Do NOT make the same mistake. Speaking from experience, the last thing you want to worry about is doubling the volume of your lower ab exercises when you could spend the same time doing something more productive.

Personally, I’m a big advocate of training the torso/core with weights and strongman style exercises. Does that mean that I’ll never perform bodyweight exercises? No, I still include them in my programs. I do however opt for variations that favor the lower abs.

My favorite ab exercises are rope crunches on a pulley, either standing or kneeling, hanging knee/leg raises with or without resistance and decline situps. Heavy compound lifts will still target the entirety of your torso/core but isolations are always important to include in your training.

Shooting for 2-3 sets of 10-15 reps at the end of your workout will get the job done.

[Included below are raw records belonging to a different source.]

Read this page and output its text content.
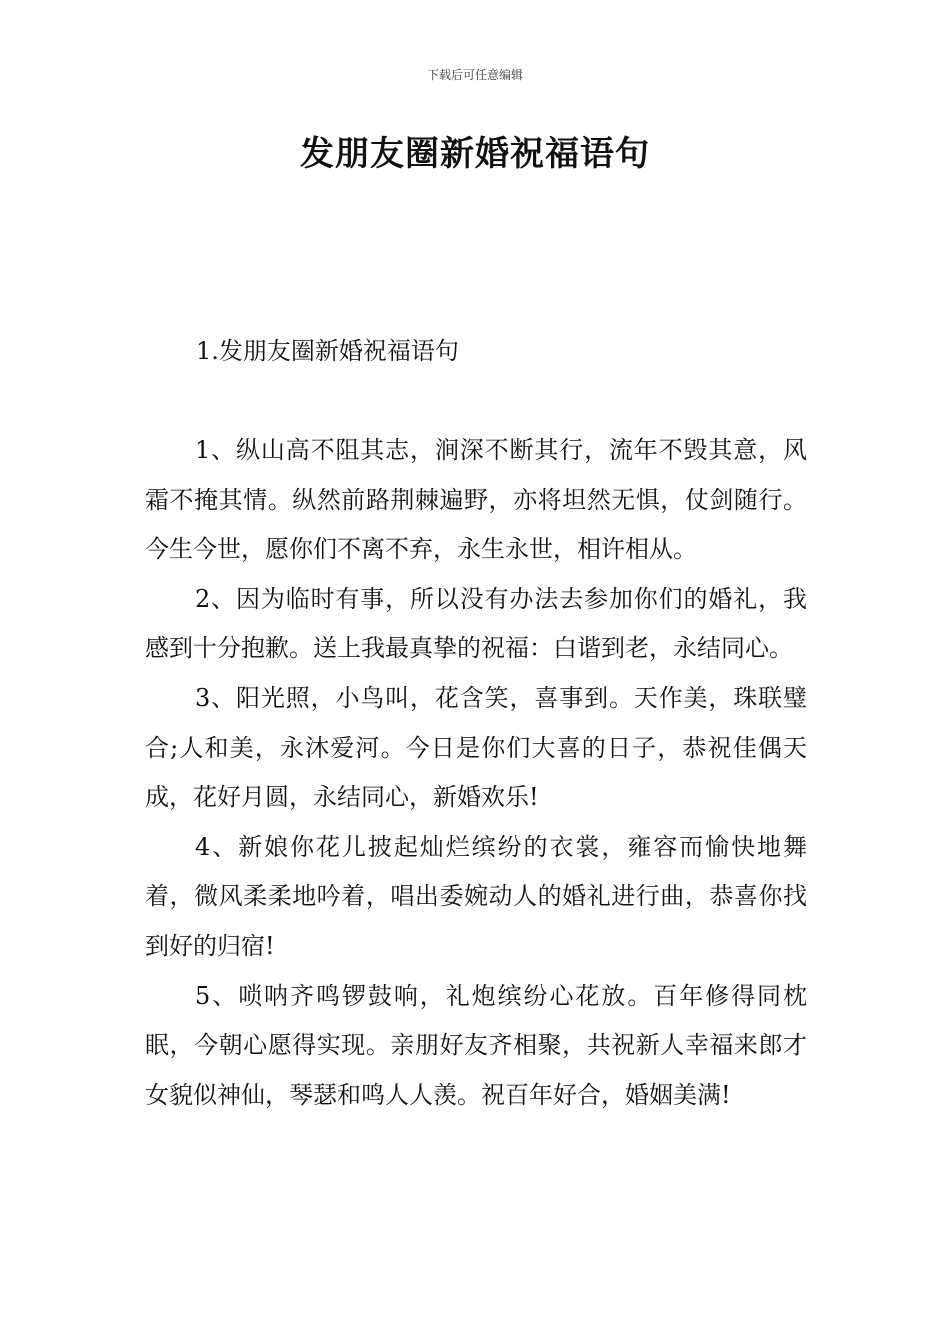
下载后可任意编辑
发朋友圈新婚祝福语句
1.发朋友圈新婚祝福语句

1、纵山高不阻其志，涧深不断其行，流年不毁其意，风霜不掩其情。纵然前路荆棘遍野，亦将坦然无惧，仗剑随行。今生今世，愿你们不离不弃，永生永世，相许相从。

2、因为临时有事，所以没有办法去参加你们的婚礼，我感到十分抱歉。送上我最真挚的祝福：白谐到老，永结同心。

3、阳光照，小鸟叫，花含笑，喜事到。天作美，珠联璧合;人和美，永沐爱河。今日是你们大喜的日子，恭祝佳偶天成，花好月圆，永结同心，新婚欢乐!

4、新娘你花儿披起灿烂缤纷的衣裳，雍容而愉快地舞着，微风柔柔地吟着，唱出委婉动人的婚礼进行曲，恭喜你找到好的归宿!

5、唢呐齐鸣锣鼓响，礼炮缤纷心花放。百年修得同枕眠，今朝心愿得实现。亲朋好友齐相聚，共祝新人幸福来郎才女貌似神仙，琴瑟和鸣人人羡。祝百年好合，婚姻美满!
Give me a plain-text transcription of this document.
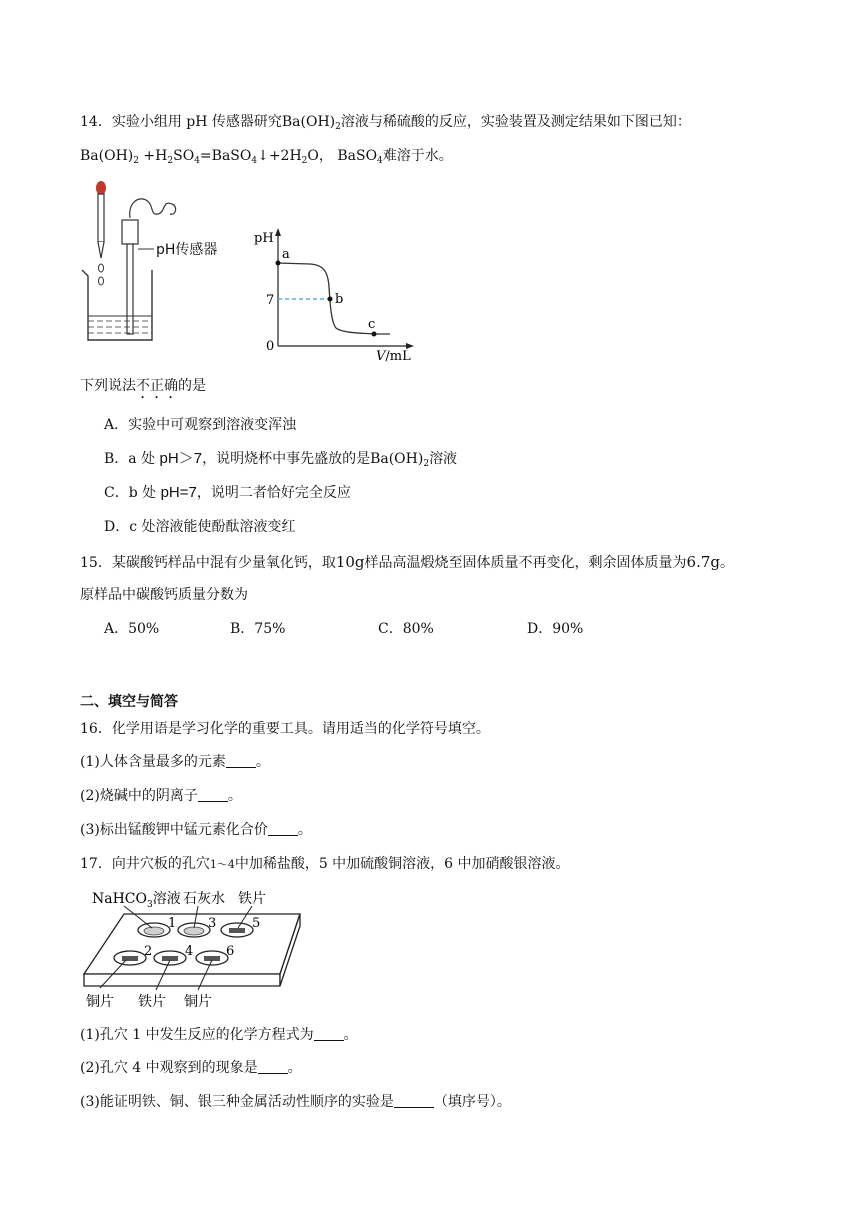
14．实验小组用 pH 传感器研究$Ba(OH)_2$溶液与稀硫酸的反应，实验装置及测定结果如下图已知：
$Ba(OH)_2$ $+H_2SO_4=BaSO_4↓+2H_2O$， BaSO$_4$难溶于水。
pH传感器
pH
7
0
V/mL
a
b
c
下列说法不正确的是
A．实验中可观察到溶液变浑浊
B．a 处 pH＞7，说明烧杯中事先盛放的是$Ba(OH)_2$溶液
C．b 处 pH=7，说明二者恰好完全反应
D．c 处溶液能使酚酞溶液变红
15．某碳酸钙样品中混有少量氧化钙，取10g样品高温煅烧至固体质量不再变化，剩余固体质量为6.7g。
原样品中碳酸钙质量分数为
A．50%	B．75%	C．80%	D．90%
二、填空与简答
16．化学用语是学习化学的重要工具。请用适当的化学符号填空。
(1)人体含量最多的元素 。
(2)烧碱中的阴离子 。
(3)标出锰酸钾中锰元素化合价 。
17．向井穴板的孔穴1～4中加稀盐酸，5 中加硫酸铜溶液，6 中加硝酸银溶液。
NaHCO$_3$溶液 石灰水 铁片
1 3	5
2	4	6
铜片 铁片 铜片
(1)孔穴 1 中发生反应的化学方程式为 。
(2)孔穴 4 中观察到的现象是 。
(3)能证明铁、铜、银三种金属活动性顺序的实验是	（填序号）。
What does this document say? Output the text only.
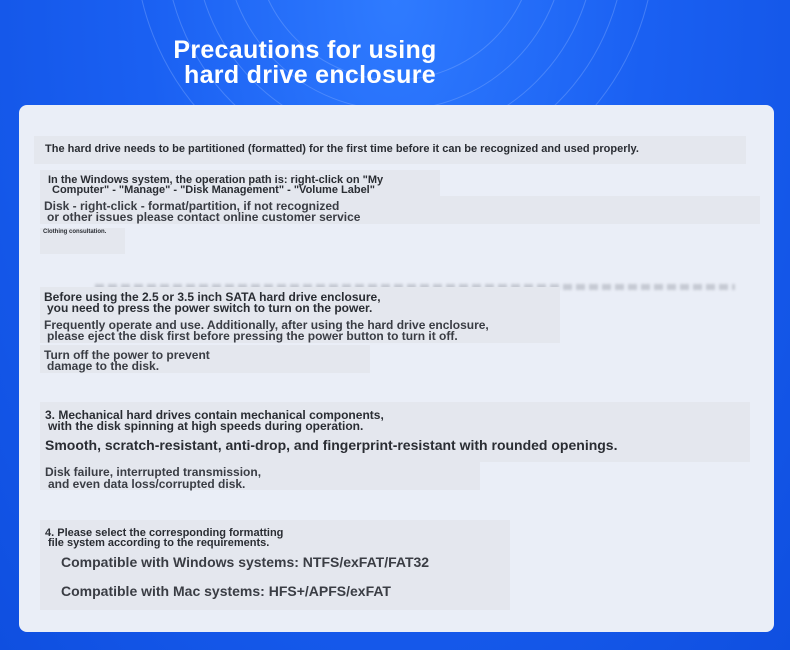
Precautions for using
hard drive enclosure

The hard drive needs to be partitioned (formatted) for the first time before it can be recognized and used properly.

In the Windows system, the operation path is: right-click on "My

Computer" - "Manage" - "Disk Management" - "Volume Label"

Disk - right-click - format/partition, if not recognized

or other issues please contact online customer service

Clothing consultation.

Before using the 2.5 or 3.5 inch SATA hard drive enclosure,

you need to press the power switch to turn on the power.

Frequently operate and use. Additionally, after using the hard drive enclosure,

please eject the disk first before pressing the power button to turn it off.

Turn off the power to prevent

damage to the disk.

3. Mechanical hard drives contain mechanical components,

with the disk spinning at high speeds during operation.

Smooth, scratch-resistant, anti-drop, and fingerprint-resistant with rounded openings.

Disk failure, interrupted transmission,

and even data loss/corrupted disk.

4. Please select the corresponding formatting

file system according to the requirements.

Compatible with Windows systems: NTFS/exFAT/FAT32

Compatible with Mac systems: HFS+/APFS/exFAT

To target the obliques, perform side bends with kettlebells, dumbbells or a pulley, woodchopper and rotation variations, as well as farmers walk variations, such as offset farmers walks, bear hug carries, suitcase carries, trap bar farmers walks etc.

You can either go heavy for short distances or use moderate/lighter weights for longer distances/durations. In my opinion you should do both instead of solely favoring one method over the other.

Stomach vacuums are a long forgotten exercise from the bronze and silver era of bodybuilding, but can still help you create a flatter stomach along with stronger abdominal muscles. You can either do that standing or while leaning forward as if you’re about to perform rows or RDLs.
This is the optimal way to target your core and get a ridiculously strong core. Ditch the basic bodybuilding-esque workouts and start training like an athlete.

But V-Dawg, why shouldn’t I train my abs as soon as I start my training session? You should start your training with an explosive movement such as jumps or med ball throws to prime your nervous system, then hit your heavy compound movements while you’re fresh and not in a fatigued state. It’s safer to go for a new PR when your abs are not toasted.